The government had further alleged that Warner Chilcott paid kickbacks to prescribing doctors in connection with promotional “Medical Education Events” and speaker programs, often held at expensive restaurants and involved little to no actual education, dubbing some of the events “nurses night out.” The government alleged that the speakers who were paid to attend did not usually speak about any clinic or scientific topics but earned between $600 and $1,200 just for attending. Part of the allegations were that some of the speakers were told they would not be paid for additional events unless they prescribed more of Warner Chilcott’s medication.
In addition to the Warner Chilcott financial settlement, the former president of Warner Chilcott, Carl Reichel, was arrested Thursday in Boston. He has been indicted and charged with conspiring to pay kickbacks. He has been indicted on one count of conspiring to violate the Anti-Kickback Law, and the Assistant United States Attorneys on the case have also asked that a forfeiture action be commenced. The indictment outlines that Reichel believed that because Warner Chilcott was not a signatory to the PhRMA code of interaction with health professionals that they could commit practices his competitors were not permitted to do “Breakfasts, Lunches, Goodies,” because “Competitors cannot do this anymore-sets W.C. apart!” They failed to recognize that there were solid legal reasons for limiting these practices.

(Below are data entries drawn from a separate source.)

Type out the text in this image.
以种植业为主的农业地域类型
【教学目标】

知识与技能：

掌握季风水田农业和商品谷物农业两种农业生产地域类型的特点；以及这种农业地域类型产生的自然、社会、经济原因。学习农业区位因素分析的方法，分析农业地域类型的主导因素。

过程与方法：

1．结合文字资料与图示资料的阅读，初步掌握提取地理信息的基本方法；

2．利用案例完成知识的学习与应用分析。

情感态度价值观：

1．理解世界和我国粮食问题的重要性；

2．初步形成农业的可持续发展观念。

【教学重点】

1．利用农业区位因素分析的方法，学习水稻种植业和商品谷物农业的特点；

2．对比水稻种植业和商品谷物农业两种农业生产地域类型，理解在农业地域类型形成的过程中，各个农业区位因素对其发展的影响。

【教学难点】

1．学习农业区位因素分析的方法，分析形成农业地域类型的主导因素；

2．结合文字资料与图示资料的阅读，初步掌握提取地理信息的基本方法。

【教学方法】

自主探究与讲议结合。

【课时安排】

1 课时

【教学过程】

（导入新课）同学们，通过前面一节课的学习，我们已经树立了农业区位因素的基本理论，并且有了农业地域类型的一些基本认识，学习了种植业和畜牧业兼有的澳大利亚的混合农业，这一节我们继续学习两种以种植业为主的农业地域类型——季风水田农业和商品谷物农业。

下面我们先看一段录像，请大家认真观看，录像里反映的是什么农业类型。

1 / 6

The arrest of Reichel comes after the “Yates memo,” which was written in September and emphasized the importance of holding individuals accountable in cases involving illegal corporate conduct.
Marc Raspanti, an attorney who represents whistle-blowers and criminal defendants, believes that “the Department of Justice is not going to sign off on a case now until they have really vetted whether or not there’s any [individual] liability.”
In addition to Reichel’s arrest and the charges pending against him, other Warner Chilcott managers have entered guilty pleas, including two former district managers, Jeffrey Podolsky and Timothy Garcia, who pled guilty to conspiring to commit health care fraud, and violations of HIPAA. Another former district manager, Landon Eckles, was criminally charged earlier this month for alleged HIPAA violations relating to the allegations of falsified prior authorizations.
Principal Deputy Assistant Attorney General Benjamin C. Mizer, head of the Justice Department’s Civil Division stated, “The Justice Department is committed to protecting the integrity of physician prescribing decisions and ensuring that financial arrangements in the healthcare marketplace comply with the law. The Department will continue to hold companies and responsible individuals accountable when they use improper incentives, like those alleged here, to promote their products.”
According to United States Attorney Carmen M. Ortiz for the District of Massachusetts, “Doctors’ medical judgment should be based on what is best for the patient, and not clouded by expensive meals and other pharmaceutical company kickbacks. Pharmaceutical company executives and employees should not be involved with treatment decisions or submissions to a patient’s insurance company. Today’s enforcement actions demonstrate that the government will seek not only to hold companies accountable, but will identify and charge corporate officials responsible for the fraud.”
This settlement illustrates the government’s focus on looking for health care fraud, especially under the Health Care Fraud Prevention and Enforcement Action Team initiative, which was announced in May 2009. One of the most frequently-used tools in this effort is the False Claims Act – since January 2009, the Justice Department has recovered over $26.2 billion through False Claims Act cases. More than $16.4 billion of that involved fraud against federal health care programs.
This case will serve as a case study to emerging pharmaceutical companies who are buying up older products that the need for a comprehensive compliance program is essential for staying within the law.
Interestingly, the settlement does not seem to make mention of off-label promotion, a routinely hot-button topic lately, but instead is concerned with kickbacks. This could be a sign that the Food and Drug Administration and the Department of Justice are slowly beginning to back off of making off-label promotion claims, and instead starting a trend focused toward kickback claims.